They may comprise only 26% of the senior living cohort (according to the National Center for Assisted Living), but that does not mean men have no opinion about the way things look, about what programs are offered, or about how care is provided in the settings they choose.
Pam Gerhardt noticed it when visiting communities on her father’s behalf, and she wrote all about it in a Washington Post article published in June. She makes several forthright recommendations that senior living providers would be wise to consider, among them “lose the chintz,” “nourish the inner bro” and “can the canned music.”
I love when a piece of writing challenges the way I think or wakes me up to a reality I hadn’t fully grasped.
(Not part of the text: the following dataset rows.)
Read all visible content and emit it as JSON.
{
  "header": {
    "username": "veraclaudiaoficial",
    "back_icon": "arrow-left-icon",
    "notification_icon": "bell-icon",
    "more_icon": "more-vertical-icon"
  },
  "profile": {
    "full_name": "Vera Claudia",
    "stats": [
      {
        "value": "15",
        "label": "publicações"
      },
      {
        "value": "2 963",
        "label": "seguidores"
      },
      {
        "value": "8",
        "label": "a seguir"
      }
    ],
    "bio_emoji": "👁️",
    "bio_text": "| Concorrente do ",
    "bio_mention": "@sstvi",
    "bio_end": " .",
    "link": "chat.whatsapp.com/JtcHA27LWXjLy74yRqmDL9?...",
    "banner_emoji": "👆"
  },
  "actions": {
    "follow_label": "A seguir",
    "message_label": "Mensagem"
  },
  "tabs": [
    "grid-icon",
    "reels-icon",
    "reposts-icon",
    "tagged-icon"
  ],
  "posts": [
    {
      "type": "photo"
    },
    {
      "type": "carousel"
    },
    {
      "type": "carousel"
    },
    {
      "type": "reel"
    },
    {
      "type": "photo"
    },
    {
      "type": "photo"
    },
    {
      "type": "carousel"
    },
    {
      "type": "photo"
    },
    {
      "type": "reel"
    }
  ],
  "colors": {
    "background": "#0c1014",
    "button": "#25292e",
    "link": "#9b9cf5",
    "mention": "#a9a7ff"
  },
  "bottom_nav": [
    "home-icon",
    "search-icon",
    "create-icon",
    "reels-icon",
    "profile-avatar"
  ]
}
Gerhardt’s post did that for me because for all the years I worked in assisted living and retirement communities, I never really thought about its design (all aspects) being so heavily feminine.
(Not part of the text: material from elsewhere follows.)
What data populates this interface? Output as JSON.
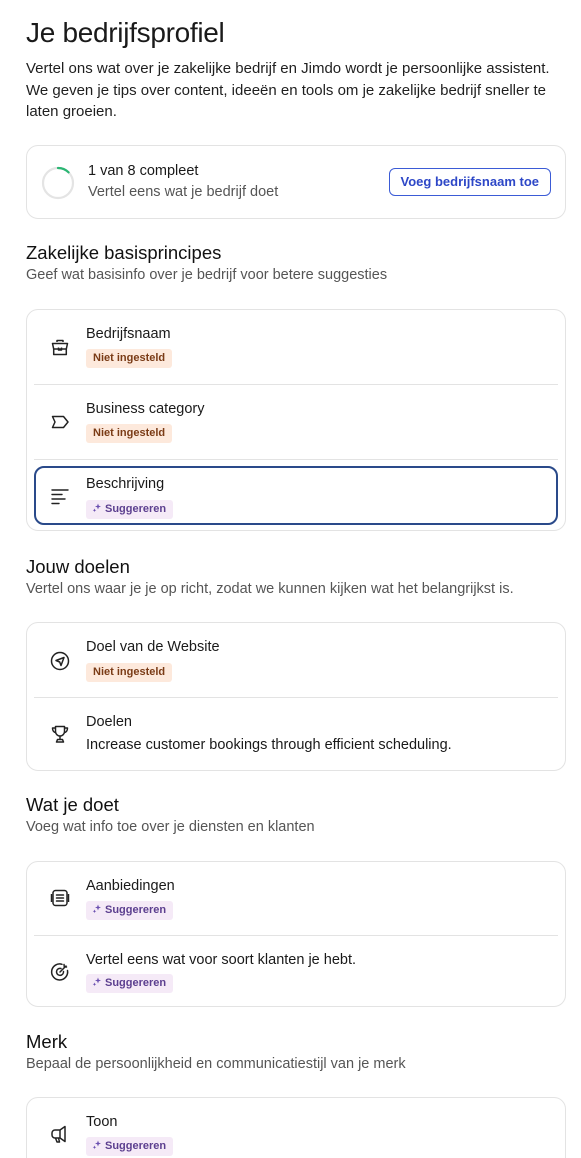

Yes, I realized that most of the communities were not my style (floral patterns and seemingly infinite shades of mauves, beiges, and creams don’t do it for me), and yes, as an activities director who hosted many a “Manicure Monday,” I never expected a male resident to show up for that calendar offering. But I still focused more on the cleanliness, efficiency, and accessibility of a community’s layout and aesthetics more than I did the gender bias side of things.
Of course, things like cleanliness, efficiency, and accessibility are of primary importance; attractive carpets and top-notch furnishings that appeal to all genders mean nothing if the quality of care is dismal. However, there is something to be said for creating a senior living environment that is inviting both to male and female residents as well as male and female visitors.
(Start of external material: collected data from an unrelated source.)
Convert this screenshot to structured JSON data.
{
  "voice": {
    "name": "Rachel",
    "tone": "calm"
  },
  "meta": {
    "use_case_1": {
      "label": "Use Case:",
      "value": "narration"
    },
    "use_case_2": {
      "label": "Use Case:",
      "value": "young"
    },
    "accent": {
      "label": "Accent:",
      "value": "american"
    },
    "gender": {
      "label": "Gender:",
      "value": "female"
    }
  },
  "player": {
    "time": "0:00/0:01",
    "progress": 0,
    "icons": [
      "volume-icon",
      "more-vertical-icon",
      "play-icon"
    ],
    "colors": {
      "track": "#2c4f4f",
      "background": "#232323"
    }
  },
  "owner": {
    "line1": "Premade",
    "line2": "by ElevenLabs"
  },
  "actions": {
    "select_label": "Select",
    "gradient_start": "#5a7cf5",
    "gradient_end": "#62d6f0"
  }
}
I’m not advocating a budget blowout to buy all new artwork, repaint the entire building in a balance of masculine and feminine colors, or retrofit the current arts and crafts room to make a sports pub. Quality care always gets top billing in my book and I╒d rather see time, talent, and treasures flow there first.
However, ensuring that a senior living community offers activities that appeal to men and women (i.e., poker nights, historical lectures, comedy presentations, and woodworking classes) is a worthy effort that doesn’t cost much. Likewise, educating direct care staff on the need for sensitivity when providing intimate personal care to residents of the opposite gender is important too (and it doesn’t have to be cost-prohibitive). If you are at a loss for ideas, look no further than the residents themselves: All you have to do is ask.
So the next time your budget supports a flooring upgrade or a common areas interior design update, think outside the gender box. Until then, what practical, economical suggestions will you implement to make senior living more gender-neutral?